Einfluss von Künstlicher Intelligenz als situative Führungskraft auf die Leistung, Motivation sowie Zufriedenheit von Mitarbeitenden

Autoren: Petrat

Kategorie: Verlässlichkeit von KI und Fehlerkommunikation

Chair: Sträter

Beitragskurzfassung:
Die Entwicklung zur Industrie 4.0 und damit die Vernetzung mittels Cyber-Physical-Systems (CPS) in Unternehmen hat sowohl Auswirkungen auf Organisationen, Mitarbeitende und Arbeitsprozesse (Arbeit 4.0) als auch auf Führungskräfte (Führung 4.0).
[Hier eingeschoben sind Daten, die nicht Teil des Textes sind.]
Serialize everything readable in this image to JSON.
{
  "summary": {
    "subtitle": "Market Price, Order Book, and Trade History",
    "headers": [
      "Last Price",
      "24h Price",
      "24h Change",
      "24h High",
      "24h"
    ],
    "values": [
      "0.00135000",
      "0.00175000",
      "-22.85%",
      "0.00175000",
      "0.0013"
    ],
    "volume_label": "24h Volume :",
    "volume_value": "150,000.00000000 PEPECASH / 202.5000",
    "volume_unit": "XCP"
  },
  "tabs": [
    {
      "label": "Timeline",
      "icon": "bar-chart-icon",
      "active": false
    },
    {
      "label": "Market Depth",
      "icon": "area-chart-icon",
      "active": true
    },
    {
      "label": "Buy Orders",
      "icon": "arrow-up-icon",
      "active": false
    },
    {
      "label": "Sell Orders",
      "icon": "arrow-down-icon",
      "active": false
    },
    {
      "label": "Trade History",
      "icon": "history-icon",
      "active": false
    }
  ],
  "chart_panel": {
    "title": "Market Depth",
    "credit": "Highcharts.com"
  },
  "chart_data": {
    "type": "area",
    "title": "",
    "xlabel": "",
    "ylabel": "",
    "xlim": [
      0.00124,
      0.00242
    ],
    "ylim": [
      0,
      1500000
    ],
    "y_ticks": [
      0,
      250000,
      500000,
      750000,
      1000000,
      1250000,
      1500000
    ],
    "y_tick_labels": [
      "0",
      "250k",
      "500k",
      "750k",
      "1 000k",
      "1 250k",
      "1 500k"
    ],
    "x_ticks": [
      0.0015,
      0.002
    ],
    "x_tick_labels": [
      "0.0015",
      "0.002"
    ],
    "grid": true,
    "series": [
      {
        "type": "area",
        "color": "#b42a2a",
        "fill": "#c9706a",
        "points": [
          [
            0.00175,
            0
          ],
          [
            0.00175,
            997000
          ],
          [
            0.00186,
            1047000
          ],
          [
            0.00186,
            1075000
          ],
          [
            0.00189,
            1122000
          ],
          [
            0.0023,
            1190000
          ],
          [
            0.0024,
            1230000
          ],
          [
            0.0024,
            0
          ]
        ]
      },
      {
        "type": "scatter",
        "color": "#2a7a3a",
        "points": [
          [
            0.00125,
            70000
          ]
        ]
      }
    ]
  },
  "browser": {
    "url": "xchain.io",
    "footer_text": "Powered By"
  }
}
CPS, ob autonom oder mit einer Künstlichen Intelligenz (KI) ausgestattet, können implementiert in einem Unternehmen Führungskräfte entlasten, indem sie zum Beispiel Routine-, Lenkungs- und/oder Einsatzaufgaben übernehmen können, sodass die Führungskraft selbst mehr Zeit hat für die mitarbeiterbezogene Führung und sich auf die strategische Entwicklung des eigenen Zuständigkeitsbereiches konzentrieren kann (Offensive Mittelstand, 2018).
Der Fokus des vorliegenden Beitrags liegt auf den Einsatz Künstlicher Intelligenz für Führungsaufgaben. In dem hier auszugsweise vorgestellten Forschungsvorhaben wird untersucht, inwieweit sich der Einsatz dieser Technologie als Führungskraft eignet und welchen Einfluss dies auf die Leistung, Motivation und Zufriedenheit von Mitarbeitenden hat. Dieser Beitrag stellt das Arbeitsmodell sowie die Forschungsfragen mit Hypothesen dar und gibt einen Ausblick auf das Versuchsdesign. Die Durchführung der Studie ist Mitte/Ende 2021 geplant.
Als Basis des vorgestellten Arbeitsmodells dient zum einen die situative Führungstheorie von Hersey und Blanchard (1988), welche besagt, dass sich die Führungskraft an die Kompetenzen bzw. Fähigkeiten des Mitarbeitenden anpasst. Dabei können vier Rollen bzw. Stile der Führungskraft unterschieden werden: Dirigierer (autoritärer Führungsstil), Trainer (partizipativer Führungsstil), Unterstützer (familiärer Führungsstil) und Delegierer (laissez fairer Führungsstil) (Blake & Mouton, 1968). Das situative Führen ist heutzutage immer noch einer der in der Managementliteratur favorisierten Führungsstile (Berger, 2018) und eignet sich für diese Untersuchung, da Führungssituationen durch Merkmale wie Leistungsbereitschaft und Motivation beschrieben werden (Lippmann, Pfister & Jörg, 2018).
Zum anderen dient das Situationsmodell von Baumgarten (1977), was wiederum ein modifiziertes Porter/Lawler – Modell ist, als Basis für das zu untersuchende Arbeitsmodell. Baumgarten hat mit seinem Erklärungsmodell aufzeigen wollen, dass verschiedene Führungsstile einen Einfluss haben auf diverse Faktoren, wie Leistung, Zufriedenheit sowie Motivation von Mitarbeitenden.

Literaturverzeichnis:
Baumgarten, R. (1977). Führungsstile und Führungstechniken. Berlin, New York: Walter de Gruyter

Berger, P. (2018). Wie es dazu kam–Die Entstehung von Führung als Resultat gesellschaftlicher Entwicklung. In Praxiswissen Führung (pp. 3-41). Springer Gabler, Berlin, Heidelberg.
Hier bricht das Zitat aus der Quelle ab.